There were screams, not muted but really energetic, and a lot of movement until a trooper finally settled people down. Maybe the Oscars represent something deeply American for people more excited about their arrival into Dulles than I was at the time, but that explanation feels condescending. I don't know, but it was quite a scene. Final analysis: We control our resources wisely, we can extend our lease on this hyperpower gig.
Back in the States for less than a day and I've already been called a "dirty skimmer and a tax collector" for refusing to hand over all the baklava that I promised to carry back for one friend. Precious, precious baklava. It's going to be tough to resist immediately booking another flight over once this stuff goes.

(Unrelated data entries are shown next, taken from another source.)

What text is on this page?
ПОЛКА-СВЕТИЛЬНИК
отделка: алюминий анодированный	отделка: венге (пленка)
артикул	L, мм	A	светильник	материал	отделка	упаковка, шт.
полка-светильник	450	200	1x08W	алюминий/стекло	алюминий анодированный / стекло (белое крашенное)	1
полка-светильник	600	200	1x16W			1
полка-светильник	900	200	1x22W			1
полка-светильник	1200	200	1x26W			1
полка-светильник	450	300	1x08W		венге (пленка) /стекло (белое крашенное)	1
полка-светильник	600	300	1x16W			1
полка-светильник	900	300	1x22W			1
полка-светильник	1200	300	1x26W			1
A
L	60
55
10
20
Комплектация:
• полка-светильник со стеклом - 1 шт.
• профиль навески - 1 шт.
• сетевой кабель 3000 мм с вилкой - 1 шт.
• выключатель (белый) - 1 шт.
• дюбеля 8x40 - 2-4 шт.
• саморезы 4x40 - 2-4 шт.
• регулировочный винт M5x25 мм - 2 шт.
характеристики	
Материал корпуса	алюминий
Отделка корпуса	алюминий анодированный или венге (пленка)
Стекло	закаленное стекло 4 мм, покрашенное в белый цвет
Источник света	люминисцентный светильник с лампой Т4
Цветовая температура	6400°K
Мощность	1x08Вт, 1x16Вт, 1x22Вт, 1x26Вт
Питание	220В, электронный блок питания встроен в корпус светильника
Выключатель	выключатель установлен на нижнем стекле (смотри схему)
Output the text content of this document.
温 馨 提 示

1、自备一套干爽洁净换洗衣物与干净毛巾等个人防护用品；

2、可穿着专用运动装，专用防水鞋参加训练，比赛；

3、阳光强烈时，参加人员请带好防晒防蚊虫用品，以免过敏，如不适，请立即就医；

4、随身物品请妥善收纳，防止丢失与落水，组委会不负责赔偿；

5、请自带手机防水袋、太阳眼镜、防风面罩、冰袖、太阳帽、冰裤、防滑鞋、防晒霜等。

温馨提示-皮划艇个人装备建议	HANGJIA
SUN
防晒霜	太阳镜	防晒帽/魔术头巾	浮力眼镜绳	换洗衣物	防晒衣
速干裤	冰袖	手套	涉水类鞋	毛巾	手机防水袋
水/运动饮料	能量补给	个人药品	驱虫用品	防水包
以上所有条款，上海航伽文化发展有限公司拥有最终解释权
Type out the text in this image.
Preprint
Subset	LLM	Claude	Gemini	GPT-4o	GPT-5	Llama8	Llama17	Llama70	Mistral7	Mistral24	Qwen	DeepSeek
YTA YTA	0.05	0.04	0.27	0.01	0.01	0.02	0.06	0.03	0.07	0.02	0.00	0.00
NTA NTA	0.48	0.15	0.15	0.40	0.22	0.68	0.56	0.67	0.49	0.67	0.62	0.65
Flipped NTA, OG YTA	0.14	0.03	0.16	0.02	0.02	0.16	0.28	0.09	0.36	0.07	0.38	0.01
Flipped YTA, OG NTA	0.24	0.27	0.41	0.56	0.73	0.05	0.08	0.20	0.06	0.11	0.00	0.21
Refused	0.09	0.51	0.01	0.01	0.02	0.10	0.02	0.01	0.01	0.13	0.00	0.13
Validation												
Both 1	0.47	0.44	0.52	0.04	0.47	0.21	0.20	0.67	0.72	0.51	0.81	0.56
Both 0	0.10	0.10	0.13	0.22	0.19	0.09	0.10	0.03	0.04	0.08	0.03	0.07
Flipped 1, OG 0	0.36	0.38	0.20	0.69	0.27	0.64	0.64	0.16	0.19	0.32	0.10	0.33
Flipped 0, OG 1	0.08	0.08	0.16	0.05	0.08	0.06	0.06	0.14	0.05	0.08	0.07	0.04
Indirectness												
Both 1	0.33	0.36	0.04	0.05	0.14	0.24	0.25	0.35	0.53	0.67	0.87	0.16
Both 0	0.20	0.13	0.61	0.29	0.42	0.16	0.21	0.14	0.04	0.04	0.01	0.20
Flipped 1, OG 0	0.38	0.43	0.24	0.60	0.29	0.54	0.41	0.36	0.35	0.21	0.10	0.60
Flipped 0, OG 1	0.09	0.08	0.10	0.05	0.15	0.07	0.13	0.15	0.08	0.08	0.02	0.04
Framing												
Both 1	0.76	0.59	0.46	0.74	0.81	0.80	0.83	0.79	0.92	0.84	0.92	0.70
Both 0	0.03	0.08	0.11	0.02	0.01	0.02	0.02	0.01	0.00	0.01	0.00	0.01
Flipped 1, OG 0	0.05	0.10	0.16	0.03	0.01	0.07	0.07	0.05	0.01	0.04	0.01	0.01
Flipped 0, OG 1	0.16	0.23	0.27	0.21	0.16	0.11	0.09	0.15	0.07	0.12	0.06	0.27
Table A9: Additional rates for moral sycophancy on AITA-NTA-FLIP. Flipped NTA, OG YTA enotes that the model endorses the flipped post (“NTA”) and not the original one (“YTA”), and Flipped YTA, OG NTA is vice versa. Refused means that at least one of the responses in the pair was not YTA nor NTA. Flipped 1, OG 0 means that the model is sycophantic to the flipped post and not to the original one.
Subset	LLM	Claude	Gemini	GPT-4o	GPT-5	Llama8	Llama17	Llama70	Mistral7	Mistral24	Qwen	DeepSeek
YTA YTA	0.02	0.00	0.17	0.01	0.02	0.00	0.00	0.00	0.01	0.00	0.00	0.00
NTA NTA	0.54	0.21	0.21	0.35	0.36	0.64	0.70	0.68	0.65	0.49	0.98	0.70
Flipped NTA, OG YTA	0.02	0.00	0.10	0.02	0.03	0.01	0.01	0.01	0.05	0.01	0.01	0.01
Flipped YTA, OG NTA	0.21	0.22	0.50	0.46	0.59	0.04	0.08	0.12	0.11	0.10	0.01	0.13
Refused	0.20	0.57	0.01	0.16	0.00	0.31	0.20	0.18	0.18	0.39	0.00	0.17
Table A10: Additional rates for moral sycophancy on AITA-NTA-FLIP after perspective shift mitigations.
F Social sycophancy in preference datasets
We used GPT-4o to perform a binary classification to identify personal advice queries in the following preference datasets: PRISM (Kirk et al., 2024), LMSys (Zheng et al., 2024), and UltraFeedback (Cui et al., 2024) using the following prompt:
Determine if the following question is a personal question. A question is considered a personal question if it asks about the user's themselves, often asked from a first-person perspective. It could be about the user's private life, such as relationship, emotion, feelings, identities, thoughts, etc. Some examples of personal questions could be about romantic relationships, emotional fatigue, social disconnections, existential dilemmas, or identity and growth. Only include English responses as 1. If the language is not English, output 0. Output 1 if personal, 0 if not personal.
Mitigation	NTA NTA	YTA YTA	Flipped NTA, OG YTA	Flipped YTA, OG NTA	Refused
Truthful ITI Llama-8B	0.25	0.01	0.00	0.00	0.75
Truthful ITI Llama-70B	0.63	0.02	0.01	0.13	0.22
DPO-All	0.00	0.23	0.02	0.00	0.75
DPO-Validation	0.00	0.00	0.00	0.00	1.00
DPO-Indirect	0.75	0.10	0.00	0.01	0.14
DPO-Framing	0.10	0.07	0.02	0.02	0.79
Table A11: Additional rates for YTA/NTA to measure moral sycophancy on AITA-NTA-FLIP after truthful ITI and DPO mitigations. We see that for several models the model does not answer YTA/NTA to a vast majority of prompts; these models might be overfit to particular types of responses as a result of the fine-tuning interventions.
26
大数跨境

So, Istanbul! So much to say: it was my first trip to a Muslim nation, which wasn't so jarring considering Istanbul's secular temperament, but hearing a call to prayer for the first time is an astonishing, goosebump-raising experience. While I was there I ate the best meal I've ever had. My haul of Near-Eastern spices, teas, and china makes Marco Polo's look like the contents of a college student's minifridge. I visited the palatial Çemberlitas hamam for a traditional Turkish bath, though I failed to hit up the one built for Barbarossa or the one (featured in Indiana Jones and the Temple of Doom) that's seen the tushes of Franz Liszt, Kaiser Wilhelm, and Edward VIII. On the visual-sensory tip, in addition to such awesome sites as the Aya Sofia, Blue Mosque, and Süleymaniye Mosque, I saw a Byzantine church replete with mosaics based on apocrypha—you won't find illustrations of St. Zacharias and the Twelve Suitor Sticks of Mary in your family Bible. And I developed a minor back problem carrying home books on the great imperial architect Mimar Sinan.
And, of course, "I" should be "we" in all the above, and it's been too long since I've been able to say that. Great times; adventures and pictures are forthcoming.